本研究中,不同类型的PAHs生态风险级别也存在一定差异。其中,所有点位的Fla均在最低级风险的REL阈值范围内,生态风险最低。Bap在各点位中达到偶然效应(OEL)阈值范围的比例最大,达44.4%,需要重点关注。
3 结 论
(1) 厦门后溪流域表层沉积物中16种PAHs的总含量变化范围为115.02~807.27 ng/g,平均值为371.33 ng/g,呈现显著的空间分异特征。分子组成特征显示,4环和5环比例最大,2环比例最小,3环和6环比例居中。空间分布上,自上游至下游呈现显著递增趋势,其中上游(A)PAHs含量最低(86.23~153.61 ng/g),中游(B)次之(298.23~456.71 ng/g),下游(C)达到峰值(435.24~656.11 ng/g)。与历史数据对比,本区域PAHs含量较厦门滨海环境前期研究明显偏低,这一分布特征与厦门滨海区域近年来环境质量的持续改善具有显著关联性。

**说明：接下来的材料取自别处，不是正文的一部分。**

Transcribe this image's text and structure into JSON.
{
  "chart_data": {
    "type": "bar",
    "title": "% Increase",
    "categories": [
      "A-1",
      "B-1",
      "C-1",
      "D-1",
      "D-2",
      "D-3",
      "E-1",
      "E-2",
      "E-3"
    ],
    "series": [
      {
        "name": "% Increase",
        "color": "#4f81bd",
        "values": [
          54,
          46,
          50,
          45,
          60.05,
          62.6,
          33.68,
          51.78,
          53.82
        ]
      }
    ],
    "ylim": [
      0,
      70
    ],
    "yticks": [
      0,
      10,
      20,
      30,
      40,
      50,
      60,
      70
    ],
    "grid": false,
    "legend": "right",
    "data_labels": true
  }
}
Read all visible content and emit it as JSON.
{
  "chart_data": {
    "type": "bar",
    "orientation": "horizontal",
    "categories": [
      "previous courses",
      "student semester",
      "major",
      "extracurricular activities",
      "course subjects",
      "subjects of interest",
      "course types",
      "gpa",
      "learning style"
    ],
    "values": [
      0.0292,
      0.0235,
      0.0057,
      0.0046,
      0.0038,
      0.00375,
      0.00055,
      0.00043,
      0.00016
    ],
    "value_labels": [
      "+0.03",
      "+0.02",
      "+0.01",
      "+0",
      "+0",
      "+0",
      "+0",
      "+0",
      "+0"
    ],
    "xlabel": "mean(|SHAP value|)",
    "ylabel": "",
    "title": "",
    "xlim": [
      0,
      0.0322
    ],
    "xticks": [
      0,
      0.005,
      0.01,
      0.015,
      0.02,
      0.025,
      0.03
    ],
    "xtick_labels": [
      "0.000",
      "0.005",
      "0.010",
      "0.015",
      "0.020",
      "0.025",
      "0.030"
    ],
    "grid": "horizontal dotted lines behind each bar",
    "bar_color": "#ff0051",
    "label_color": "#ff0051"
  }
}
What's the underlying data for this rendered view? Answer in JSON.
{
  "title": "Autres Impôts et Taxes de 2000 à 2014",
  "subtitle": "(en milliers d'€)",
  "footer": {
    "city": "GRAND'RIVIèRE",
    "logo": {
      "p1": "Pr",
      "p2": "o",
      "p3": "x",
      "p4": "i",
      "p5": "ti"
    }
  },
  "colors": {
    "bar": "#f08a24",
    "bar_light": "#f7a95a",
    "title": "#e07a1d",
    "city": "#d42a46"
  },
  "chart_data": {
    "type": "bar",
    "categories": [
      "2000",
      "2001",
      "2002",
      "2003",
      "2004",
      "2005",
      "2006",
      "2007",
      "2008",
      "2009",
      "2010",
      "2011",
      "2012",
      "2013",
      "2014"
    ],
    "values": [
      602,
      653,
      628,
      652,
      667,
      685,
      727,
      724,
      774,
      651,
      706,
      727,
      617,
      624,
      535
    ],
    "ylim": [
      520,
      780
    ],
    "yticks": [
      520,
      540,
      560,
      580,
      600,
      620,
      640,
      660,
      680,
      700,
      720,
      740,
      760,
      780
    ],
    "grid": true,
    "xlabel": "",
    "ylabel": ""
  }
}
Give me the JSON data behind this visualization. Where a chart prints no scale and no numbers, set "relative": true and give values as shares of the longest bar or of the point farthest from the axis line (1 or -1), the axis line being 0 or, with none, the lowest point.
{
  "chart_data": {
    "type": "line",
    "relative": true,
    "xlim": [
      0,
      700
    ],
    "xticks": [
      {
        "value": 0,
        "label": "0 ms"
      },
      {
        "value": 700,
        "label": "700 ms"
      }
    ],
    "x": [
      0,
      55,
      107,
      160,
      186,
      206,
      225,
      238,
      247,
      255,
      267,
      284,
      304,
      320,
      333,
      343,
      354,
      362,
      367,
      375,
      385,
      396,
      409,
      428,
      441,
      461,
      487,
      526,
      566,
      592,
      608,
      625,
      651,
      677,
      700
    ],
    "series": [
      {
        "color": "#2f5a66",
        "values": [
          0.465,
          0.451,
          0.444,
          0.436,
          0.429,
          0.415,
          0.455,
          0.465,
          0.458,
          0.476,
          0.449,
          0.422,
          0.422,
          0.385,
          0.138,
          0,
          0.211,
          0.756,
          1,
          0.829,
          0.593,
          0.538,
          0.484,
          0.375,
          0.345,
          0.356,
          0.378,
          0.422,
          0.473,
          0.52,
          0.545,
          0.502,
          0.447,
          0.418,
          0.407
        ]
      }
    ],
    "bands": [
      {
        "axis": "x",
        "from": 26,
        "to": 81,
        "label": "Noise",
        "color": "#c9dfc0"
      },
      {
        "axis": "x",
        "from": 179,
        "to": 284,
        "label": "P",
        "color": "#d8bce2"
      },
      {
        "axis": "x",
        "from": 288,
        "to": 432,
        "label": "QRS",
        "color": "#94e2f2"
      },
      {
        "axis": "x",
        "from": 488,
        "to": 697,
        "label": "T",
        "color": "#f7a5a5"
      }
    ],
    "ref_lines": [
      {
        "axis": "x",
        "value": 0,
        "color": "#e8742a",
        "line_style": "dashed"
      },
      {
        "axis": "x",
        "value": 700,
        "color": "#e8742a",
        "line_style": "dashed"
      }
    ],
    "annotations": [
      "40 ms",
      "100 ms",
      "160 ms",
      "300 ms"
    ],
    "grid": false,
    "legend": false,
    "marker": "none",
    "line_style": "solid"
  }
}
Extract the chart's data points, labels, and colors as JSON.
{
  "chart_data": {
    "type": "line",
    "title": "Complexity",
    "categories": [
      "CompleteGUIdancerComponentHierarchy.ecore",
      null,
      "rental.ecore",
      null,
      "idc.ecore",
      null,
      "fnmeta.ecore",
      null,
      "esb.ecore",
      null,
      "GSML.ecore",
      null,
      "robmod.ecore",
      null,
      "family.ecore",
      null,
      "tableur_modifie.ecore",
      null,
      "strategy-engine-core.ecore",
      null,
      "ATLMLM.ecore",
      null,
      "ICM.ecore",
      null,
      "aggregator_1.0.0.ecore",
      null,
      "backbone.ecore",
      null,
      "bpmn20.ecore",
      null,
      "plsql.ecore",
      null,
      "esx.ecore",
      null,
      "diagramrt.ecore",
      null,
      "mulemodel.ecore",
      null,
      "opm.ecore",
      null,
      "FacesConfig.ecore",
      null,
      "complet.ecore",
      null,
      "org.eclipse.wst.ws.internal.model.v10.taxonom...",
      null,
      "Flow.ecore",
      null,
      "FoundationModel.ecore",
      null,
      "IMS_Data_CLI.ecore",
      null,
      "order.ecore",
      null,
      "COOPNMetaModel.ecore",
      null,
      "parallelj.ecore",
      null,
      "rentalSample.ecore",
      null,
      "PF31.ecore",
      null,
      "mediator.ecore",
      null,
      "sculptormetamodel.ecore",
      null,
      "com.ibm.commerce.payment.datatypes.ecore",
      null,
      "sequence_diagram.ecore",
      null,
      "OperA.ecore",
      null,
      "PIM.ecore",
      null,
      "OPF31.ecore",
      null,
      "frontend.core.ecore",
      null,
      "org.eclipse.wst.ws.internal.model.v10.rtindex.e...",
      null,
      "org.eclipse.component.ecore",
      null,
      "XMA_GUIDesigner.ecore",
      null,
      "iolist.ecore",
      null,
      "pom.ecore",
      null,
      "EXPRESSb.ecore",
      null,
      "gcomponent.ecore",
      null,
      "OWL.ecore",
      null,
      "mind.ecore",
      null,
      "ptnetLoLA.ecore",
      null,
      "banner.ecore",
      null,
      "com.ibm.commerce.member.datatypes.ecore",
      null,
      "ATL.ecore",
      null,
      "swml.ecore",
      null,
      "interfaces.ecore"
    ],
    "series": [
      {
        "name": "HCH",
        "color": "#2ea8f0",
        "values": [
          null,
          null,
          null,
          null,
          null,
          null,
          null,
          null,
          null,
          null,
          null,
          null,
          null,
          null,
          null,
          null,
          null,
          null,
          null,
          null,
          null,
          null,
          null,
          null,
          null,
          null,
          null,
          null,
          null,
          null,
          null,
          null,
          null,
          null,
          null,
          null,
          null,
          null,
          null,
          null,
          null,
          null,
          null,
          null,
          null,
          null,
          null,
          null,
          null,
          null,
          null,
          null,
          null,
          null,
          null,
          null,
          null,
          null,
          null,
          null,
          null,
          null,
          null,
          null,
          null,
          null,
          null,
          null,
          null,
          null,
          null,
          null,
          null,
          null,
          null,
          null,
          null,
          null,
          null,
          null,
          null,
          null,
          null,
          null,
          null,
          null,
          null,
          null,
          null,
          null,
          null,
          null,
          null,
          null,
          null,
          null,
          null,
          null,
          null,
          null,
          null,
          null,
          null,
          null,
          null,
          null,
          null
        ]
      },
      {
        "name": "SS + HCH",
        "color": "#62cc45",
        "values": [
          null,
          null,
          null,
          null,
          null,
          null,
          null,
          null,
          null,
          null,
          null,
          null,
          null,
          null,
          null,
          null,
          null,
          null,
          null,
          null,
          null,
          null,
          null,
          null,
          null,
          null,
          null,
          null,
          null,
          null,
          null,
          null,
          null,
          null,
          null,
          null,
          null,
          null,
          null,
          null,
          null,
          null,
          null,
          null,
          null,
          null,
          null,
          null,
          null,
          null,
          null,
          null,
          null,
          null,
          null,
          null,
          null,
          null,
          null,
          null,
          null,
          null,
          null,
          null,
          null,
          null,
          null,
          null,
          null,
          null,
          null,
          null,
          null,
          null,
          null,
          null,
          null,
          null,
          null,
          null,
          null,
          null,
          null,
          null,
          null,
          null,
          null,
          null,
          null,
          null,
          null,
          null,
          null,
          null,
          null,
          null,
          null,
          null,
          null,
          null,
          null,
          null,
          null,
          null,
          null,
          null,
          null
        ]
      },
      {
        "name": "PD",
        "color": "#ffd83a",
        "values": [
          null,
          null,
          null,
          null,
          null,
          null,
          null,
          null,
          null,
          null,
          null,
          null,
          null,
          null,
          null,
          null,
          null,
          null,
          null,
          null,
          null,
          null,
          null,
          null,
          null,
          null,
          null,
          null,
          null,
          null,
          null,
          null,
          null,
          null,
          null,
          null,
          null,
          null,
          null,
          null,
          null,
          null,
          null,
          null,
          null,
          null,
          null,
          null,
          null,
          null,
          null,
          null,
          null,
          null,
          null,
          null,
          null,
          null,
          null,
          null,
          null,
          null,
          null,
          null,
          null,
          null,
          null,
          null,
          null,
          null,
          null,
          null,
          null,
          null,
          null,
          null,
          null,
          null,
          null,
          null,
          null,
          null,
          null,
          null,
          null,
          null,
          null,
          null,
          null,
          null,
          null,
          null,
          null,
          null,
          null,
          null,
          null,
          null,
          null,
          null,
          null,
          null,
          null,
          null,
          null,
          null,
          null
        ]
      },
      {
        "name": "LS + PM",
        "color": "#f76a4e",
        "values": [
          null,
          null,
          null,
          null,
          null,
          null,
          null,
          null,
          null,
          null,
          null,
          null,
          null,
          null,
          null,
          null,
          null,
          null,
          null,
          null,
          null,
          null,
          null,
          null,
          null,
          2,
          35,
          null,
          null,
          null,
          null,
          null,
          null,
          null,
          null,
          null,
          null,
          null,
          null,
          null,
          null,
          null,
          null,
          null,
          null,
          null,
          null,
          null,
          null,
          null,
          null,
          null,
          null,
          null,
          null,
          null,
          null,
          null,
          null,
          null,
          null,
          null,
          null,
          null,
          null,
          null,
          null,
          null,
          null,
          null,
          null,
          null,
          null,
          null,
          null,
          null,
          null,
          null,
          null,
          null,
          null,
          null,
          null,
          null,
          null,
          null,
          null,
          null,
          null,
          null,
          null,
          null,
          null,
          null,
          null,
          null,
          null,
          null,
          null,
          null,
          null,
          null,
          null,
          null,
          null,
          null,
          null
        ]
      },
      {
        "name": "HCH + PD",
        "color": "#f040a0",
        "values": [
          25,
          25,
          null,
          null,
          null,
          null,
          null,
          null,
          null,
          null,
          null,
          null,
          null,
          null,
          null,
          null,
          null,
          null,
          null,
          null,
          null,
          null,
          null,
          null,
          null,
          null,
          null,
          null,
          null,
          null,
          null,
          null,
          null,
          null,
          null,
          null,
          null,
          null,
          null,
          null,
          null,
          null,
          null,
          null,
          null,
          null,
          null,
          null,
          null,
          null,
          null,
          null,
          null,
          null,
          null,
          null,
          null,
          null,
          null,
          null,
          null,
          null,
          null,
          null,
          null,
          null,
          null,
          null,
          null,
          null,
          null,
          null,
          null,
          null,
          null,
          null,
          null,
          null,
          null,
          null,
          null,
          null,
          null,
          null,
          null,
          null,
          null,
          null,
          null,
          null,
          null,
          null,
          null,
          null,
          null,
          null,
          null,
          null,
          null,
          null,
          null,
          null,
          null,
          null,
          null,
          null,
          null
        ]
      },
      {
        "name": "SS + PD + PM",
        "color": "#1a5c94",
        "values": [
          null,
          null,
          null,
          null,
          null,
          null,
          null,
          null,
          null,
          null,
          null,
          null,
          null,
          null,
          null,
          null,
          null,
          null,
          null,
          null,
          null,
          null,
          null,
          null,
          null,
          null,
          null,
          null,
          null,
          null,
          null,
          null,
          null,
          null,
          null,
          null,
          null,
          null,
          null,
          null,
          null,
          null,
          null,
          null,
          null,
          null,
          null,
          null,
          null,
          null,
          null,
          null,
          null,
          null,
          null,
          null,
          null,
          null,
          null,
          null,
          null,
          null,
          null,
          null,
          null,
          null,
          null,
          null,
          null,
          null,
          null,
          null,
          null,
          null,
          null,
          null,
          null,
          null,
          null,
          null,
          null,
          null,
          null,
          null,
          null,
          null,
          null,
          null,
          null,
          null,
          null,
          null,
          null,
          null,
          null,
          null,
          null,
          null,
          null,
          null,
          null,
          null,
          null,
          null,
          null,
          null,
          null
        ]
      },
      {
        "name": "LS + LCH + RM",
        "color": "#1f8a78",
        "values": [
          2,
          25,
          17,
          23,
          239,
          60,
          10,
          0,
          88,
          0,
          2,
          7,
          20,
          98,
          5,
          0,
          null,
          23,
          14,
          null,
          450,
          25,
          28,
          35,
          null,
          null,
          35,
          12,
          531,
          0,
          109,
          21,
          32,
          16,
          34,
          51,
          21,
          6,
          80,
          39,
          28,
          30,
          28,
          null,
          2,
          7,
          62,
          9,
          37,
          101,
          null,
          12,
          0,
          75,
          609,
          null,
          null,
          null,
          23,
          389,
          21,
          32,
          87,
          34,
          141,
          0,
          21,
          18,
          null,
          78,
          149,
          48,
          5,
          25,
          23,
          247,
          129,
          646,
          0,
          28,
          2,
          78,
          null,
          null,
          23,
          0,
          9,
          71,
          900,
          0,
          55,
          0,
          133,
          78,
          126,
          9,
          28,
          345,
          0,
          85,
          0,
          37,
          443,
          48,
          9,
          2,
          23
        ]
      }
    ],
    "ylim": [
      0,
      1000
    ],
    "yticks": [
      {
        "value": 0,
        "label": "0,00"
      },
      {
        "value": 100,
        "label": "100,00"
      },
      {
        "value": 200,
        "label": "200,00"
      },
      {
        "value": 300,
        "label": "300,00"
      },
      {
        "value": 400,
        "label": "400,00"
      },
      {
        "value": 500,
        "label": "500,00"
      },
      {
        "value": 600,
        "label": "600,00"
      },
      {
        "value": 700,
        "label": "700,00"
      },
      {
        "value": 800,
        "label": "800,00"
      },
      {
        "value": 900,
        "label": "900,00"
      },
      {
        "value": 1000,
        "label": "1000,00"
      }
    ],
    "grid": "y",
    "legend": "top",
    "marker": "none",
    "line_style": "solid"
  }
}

(2) 基于沉积物质量基准法(SQGs)的生态风险评估表明,研究区域整体处于低风险水平。各点位生态风险评价结果大部分介于最低级的罕见效应(REL)和次低级的临界效应(TEL)之间,少部分为中级的偶然效应(OEL)。所有站点均未达到较高级的可能效应(PEL)和最高级的频繁效应(FEL)的阈值范围。但是不同点位和不同类型多环芳烃的生态风险存在一定差异,需要引起关注。建议后续重点关注下游区域特定污染物的迁移转化特征,以完善流域环境风险管理体系。